Many people who are interested in the spread of infectious diseases have co-opted the zombie craze in order to emphasize key preparedness messages that are "common" to both, including the CDC (I even have a CDC zombie hunter shirt).
One of the best known popular culture items in this social phenomena is the novel and movie World War Z which depicts an outbreak of an unknown infection that turns individuals into rabid zombies. There are many epidemiological points made in the movie but the one that I want to focus on regards who is susceptible to infection and who is immune.

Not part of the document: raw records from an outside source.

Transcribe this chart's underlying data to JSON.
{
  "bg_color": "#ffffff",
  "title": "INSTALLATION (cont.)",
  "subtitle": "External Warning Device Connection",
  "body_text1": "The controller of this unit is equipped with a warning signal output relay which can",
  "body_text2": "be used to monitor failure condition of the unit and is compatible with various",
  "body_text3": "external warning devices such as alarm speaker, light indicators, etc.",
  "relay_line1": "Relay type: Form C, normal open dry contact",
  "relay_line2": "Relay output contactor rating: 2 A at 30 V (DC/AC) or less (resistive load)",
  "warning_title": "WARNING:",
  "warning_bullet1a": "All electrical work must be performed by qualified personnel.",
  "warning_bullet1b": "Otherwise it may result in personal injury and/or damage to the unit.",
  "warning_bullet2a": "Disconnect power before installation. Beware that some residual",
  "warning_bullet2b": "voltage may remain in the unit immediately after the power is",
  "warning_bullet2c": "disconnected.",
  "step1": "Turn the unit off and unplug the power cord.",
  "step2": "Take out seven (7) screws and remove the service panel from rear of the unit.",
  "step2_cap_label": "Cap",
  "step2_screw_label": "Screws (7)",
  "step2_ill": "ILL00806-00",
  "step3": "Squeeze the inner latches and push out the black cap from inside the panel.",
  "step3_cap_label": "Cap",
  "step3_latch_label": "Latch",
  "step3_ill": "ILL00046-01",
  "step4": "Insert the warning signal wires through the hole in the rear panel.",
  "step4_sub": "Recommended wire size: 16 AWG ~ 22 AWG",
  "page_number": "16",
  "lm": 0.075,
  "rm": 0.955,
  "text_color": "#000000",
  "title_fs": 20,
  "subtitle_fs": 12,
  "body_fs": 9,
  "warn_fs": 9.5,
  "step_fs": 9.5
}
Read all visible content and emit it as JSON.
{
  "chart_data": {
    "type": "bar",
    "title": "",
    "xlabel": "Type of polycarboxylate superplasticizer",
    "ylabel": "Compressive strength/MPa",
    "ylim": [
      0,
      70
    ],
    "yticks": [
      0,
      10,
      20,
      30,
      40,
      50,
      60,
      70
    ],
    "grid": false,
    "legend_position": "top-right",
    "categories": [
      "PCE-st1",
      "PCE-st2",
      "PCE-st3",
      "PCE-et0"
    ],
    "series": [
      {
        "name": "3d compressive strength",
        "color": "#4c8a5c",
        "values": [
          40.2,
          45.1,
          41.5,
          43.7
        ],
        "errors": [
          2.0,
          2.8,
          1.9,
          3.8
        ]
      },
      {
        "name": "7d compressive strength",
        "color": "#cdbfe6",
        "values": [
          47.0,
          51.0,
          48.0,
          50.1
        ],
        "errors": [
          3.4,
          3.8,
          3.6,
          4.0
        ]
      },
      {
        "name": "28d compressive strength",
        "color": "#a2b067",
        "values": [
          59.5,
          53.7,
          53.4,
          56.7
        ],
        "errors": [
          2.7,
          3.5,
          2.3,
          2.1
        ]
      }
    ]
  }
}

This is a major question in any outbreak and, just as in World War Z, figuring out the reason why is often a game-changing discovery. For example, in HIV there is a well known mutation that a portion of the populate harbors in CCR5, HIV's co-receptor, that can render one unable to be infected (see The Berlin patient). In a similar fashion, sickle cell trait confers resistance to malaria.
In the case of HIV, understanding the role of the CCR5 co-receptor led not only to The Berlin Patient's path-breaking bone marrow transplant, but to the development of the drug mariviroc. Mariviroc blocks CCR5 thwarting the ability to the virus to infect cells and is a component of modern HIV drug cocktails.
So, in the early days of an outbreak understanding who is being spared is as important as understanding who is being infected--a little bit of zombie pedagogy.